The summer movie season is typically one filled with overly-hyped blockbusters, A-list action heroes and last names like Bruckheimer and Spielberg. It is rarely the season where small films garner huge amounts of attention, and audience numbers, let alone offer up a quiet revolution in an oft-maligned genre. Irish writer/director John Carney's Once snatched up the audience award, and most of the buzz, at 2007's Sundance Film Festival. Subsequently, the film was released in the season that is normally a funeral for a small indie picture. Carney pegged the young -- and captivating -- Markéta Irglová to co-star with friend, and lead singer of beloved Irish band The Frames, Glen Hansard, and the resulting "anti" musical is one of the most transcendently engrossing movies about the communicative power of music to have ever graced the silver screen; even the notoriously cynical Peter Travers (of Rolling Stone) said that "it is a movie absolutely worth seeing"; high praise indeed.
The film, whose subtle emotional language is largely communicated in song rather than dialogue, chronicles the brief and stifled affair between a Dublin busker (Hansard) and a down-on-her-luck immigrant (newcomer Irglová). Himself the former bass player for The Frames, Carney understands too well that music is the most evocative human art form; as such, he uses the film's delicate folkie soundtrack to tell his story for him. Hansard penned most of the songs for the film, but it's the moments of collaboration between he and Irglová that explode with magic, passion and -- most importantly -- heart.

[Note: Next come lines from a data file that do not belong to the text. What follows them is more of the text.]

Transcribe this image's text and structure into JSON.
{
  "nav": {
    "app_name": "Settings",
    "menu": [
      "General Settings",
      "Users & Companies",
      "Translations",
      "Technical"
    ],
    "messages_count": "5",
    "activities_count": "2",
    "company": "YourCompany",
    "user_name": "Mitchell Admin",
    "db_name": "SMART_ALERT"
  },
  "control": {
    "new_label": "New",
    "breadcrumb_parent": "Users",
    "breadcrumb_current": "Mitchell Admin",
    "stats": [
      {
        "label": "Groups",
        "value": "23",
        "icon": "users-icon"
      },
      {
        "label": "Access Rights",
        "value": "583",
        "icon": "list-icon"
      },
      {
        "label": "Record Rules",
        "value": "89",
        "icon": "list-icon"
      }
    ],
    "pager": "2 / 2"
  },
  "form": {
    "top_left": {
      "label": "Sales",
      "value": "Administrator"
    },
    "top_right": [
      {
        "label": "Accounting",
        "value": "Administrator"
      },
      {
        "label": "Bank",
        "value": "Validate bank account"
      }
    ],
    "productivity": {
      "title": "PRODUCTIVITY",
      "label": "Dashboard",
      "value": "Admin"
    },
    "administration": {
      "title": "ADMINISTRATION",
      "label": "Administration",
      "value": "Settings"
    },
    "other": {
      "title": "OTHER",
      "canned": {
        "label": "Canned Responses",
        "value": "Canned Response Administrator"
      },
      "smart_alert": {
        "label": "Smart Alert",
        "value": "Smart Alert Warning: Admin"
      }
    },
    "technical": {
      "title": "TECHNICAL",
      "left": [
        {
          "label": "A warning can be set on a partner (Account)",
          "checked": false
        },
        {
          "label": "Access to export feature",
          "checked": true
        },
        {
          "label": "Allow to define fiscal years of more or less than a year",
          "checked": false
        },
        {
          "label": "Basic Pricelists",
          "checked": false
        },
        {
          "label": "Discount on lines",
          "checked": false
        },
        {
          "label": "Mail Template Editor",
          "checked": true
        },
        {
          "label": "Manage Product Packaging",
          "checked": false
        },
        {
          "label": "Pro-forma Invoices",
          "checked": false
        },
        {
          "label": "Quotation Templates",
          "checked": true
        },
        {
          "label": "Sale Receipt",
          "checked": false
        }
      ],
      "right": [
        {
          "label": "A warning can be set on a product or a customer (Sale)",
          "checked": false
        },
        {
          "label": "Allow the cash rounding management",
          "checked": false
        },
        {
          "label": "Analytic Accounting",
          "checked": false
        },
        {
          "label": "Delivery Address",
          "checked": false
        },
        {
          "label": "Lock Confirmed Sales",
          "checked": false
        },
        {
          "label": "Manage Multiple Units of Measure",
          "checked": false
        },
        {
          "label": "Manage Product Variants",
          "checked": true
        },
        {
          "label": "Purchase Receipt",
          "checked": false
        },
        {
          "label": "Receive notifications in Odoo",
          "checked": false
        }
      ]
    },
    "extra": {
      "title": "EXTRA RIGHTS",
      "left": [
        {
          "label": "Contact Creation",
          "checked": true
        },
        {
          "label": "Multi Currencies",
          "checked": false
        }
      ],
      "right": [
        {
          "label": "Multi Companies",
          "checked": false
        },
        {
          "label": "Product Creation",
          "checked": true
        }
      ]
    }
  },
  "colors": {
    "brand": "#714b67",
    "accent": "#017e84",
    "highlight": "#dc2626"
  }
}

Carney and Hansard understand the power of grace and economy, and the film's songs are brilliantly understated. Hansard himself already has a reputation in his native Ireland as a powerful performer, but his co-star is the film's not-so-secret weapon. "Falling Slowly" chronicles just that, the terrifying and deliciously nerve-wracking experience that is love at first sight. One of the film's most paralyzing scenes is that of Irglová singing her character's freshly penned lyrics to "If You Want Me" as she walks alone down Dublin's deserted streets. Irglová's virtuoso piano playing is masterfully exploited in the album's, and the movie's, most triumphant song, "When Your Mind's Made Up." "Once" does what its lyrics promise and sweeps us into the kind of dizzying love that its film's characters find themselves in so quickly.
While Hansard is no stranger to the world music scene, and despite the fact that he and Irglová had already produced an album together (The Swell Season), she is the film's greatest revelation. (Her and her piano alone are something to behold on "The Hill.") Once reminds filmgoers that the greatest stories do not need a lot of money to be told. It has also reinforced the fact that the most important ingredient in any musical is not so much the glitter, the dance numbers, the ornate costumes or pre-ordained success on Broadway; rather, it's the music itself.